Ce que recouvre exactement un programme d'assurance international
Un programme d'assurance international est une architecture contractuelle qui combine une police master souscrite par la société mère et des polices locales émises dans chaque pays où le groupe exploite des actifs ou emploie des salariés. La police master fixe le référentiel de garanties du groupe : périmètre couvert, définitions, limites, franchises, exclusions. Les polices locales, émises par des assureurs agréés dans leur juridiction, servent à respecter la réglementation du pays, à délivrer les attestations en langue locale et à gérer les sinistres sur place (Howden France). L'articulation entre les deux étages repose sur deux clauses techniques, la différence de conditions et la différence de limites, qui rattrapent tout écart entre ce que le contrat local garantit et ce que le master promet.
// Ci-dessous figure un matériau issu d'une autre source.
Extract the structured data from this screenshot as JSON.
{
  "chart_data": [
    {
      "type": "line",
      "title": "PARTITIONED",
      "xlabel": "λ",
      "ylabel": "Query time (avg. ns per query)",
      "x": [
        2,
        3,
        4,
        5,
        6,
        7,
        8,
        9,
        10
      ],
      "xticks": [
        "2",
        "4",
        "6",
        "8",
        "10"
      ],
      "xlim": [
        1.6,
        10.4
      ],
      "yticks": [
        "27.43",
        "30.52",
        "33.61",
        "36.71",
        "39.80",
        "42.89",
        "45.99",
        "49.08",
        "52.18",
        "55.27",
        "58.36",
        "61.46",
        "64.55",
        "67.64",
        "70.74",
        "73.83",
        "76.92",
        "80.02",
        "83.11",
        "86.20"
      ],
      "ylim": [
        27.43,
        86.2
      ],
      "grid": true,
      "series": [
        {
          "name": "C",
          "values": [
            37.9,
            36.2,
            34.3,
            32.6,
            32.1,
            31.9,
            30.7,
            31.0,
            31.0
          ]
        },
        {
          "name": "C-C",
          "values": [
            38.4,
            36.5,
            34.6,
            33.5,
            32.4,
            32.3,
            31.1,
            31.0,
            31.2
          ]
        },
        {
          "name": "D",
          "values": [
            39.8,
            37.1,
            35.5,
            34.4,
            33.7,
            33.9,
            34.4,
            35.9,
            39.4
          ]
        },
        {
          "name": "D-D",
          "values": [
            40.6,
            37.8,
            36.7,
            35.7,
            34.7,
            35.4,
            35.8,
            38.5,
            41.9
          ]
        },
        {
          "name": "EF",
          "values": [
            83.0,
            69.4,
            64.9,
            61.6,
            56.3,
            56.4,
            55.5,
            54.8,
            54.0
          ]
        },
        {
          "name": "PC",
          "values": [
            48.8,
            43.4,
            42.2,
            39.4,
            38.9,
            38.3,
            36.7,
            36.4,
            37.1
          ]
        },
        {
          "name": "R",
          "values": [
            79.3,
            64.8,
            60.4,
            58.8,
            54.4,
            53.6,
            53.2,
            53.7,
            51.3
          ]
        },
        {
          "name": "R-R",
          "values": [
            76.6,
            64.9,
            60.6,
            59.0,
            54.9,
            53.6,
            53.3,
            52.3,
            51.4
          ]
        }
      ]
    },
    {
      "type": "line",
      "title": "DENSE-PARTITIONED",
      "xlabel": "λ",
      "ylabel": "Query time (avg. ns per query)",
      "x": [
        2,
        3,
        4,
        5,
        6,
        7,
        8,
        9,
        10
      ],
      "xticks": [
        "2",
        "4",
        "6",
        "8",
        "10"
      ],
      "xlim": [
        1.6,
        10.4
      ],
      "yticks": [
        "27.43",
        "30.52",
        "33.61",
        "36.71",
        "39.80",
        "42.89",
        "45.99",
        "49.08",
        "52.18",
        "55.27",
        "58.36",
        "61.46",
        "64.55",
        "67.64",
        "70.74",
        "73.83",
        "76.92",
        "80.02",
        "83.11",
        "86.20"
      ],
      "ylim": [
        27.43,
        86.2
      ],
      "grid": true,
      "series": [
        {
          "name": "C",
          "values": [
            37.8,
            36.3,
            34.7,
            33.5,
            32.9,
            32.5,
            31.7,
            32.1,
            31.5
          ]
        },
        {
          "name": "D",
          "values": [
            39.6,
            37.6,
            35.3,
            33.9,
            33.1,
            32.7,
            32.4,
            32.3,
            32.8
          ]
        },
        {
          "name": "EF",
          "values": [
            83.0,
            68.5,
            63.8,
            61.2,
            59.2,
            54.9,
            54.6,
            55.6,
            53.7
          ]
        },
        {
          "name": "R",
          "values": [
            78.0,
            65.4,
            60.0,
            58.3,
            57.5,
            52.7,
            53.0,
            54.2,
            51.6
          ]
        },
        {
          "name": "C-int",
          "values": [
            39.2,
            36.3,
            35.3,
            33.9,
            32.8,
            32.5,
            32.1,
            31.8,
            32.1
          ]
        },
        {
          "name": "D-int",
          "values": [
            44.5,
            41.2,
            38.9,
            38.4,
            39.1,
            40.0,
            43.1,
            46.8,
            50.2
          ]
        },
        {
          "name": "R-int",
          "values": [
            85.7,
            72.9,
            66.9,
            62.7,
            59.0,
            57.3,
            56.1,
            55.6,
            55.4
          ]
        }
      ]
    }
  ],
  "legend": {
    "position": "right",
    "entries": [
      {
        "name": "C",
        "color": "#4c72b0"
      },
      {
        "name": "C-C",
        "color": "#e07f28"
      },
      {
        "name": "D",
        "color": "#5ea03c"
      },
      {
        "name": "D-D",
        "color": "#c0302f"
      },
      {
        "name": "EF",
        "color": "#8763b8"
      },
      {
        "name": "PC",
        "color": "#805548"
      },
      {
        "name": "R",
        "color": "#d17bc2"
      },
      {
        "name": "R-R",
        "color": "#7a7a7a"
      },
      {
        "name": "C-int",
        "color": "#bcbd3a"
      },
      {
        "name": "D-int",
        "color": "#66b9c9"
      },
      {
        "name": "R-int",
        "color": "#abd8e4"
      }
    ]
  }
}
Le besoin naît d'une contrainte simple : il existe près de 200 pays, chacun avec sa langue, son système juridique et, pratiquement dans tous les cas, ses propres règles d'assurance (Swiss Re Corporate Solutions). Une entreprise qui ouvre une filiale au Brésil, en Chine ou en Inde découvre que la police française souscrite au siège n'y produit aucun effet juridique : ces juridictions interdisent l'assurance dite non admise, souscrite auprès d'un assureur non agréé sur leur territoire. À défaut de police locale, l'entité n'obtient ni attestation opposable à ses clients, ni couverture reconnue par l'administration fiscale locale, ni assureur habilité à régler un sinistre sur place.
La clause DIC, pour difference in conditions, permet à la police master de répondre quand la police locale ne le peut pas, à condition qu'une police locale existe sur le territoire concerné. Elle vise les écarts de garanties : un risque exclu du contrat local mais couvert par le master, une définition plus étroite du dommage, une extension absente du marché d'accueil. La clause DIL, pour difference in limits, joue sur le montant : une fois les limites de la police locale épuisées, la police master fournit les limites additionnelles nécessaires pour répondre au sinistre (Swiss Re Corporate Solutions). Ces deux clauses transforment un empilement de contrats disparates en un ensemble cohérent où le niveau de protection ne dépend plus du marché d'assurance local.
Deux configurations existent. Le programme intégré, dit aussi controlled master program, associe la police master à des polices locales admises émises par le réseau du même assureur, sur instruction de placement transmise depuis le pays du siège. Le programme non intégré se limite à une police master assortie d'une clause d'intérêt financier, sans émission locale. La première configuration est la seule qui protège directement la filiale ; la seconde indemnise la mère à hauteur de la dévalorisation de sa participation, ce qui produit des effets juridiques et fiscaux différents.
Une idée reçue tenace veut que ces programmes soient réservés aux très grands groupes. Howden France la corrige : la culture d'entreprise et le degré de centralisation des décisions comptent davantage que le nombre d'implantations. Une ETI présente dans quatre pays avec une direction des risques centralisée tire un bénéfice immédiat d'un programme structuré, là où un groupe présent dans vingt pays mais organisé en filiales autonomes rencontre des difficultés de déploiement. Le critère décisif n'est pas la taille du bilan, c'est la capacité du siège à imposer un standard de garanties à ses entités.
Les lignes concernées sont principalement les dommages aux biens et pertes d'exploitation, la responsabilité civile générale et produits, la responsabilité civile des dirigeants, le transport de marchandises, la cyber et la construction. Chaque ligne suit sa propre logique de territorialité : la responsabilité civile produits s'apprécie au lieu de survenance du dommage, la garantie dommages au lieu de situation du bien, la responsabilité des dirigeants au lieu du siège de la société protégée. Un programme sérieux traite donc ligne par ligne, jamais globalement, et l'ordre dans lequel les lignes sont déployées se décide en fonction des obligations d'assurance locales les plus contraignantes, généralement l'automobile, les accidents du travail et la construction.
Enfin, un programme international n'est pas seulement un objet contractuel : c'est un dispositif de gouvernance. Il produit une vision consolidée des primes payées, des capitaux assurés déclarés et de la sinistralité du groupe, données que l'éclatement des contrats pays par pays rend inaccessibles. Cette consolidation devient la base de toute négociation de renouvellement et, pour les groupes les plus avancés, la condition préalable à la mise en place d'une captive de réassurance.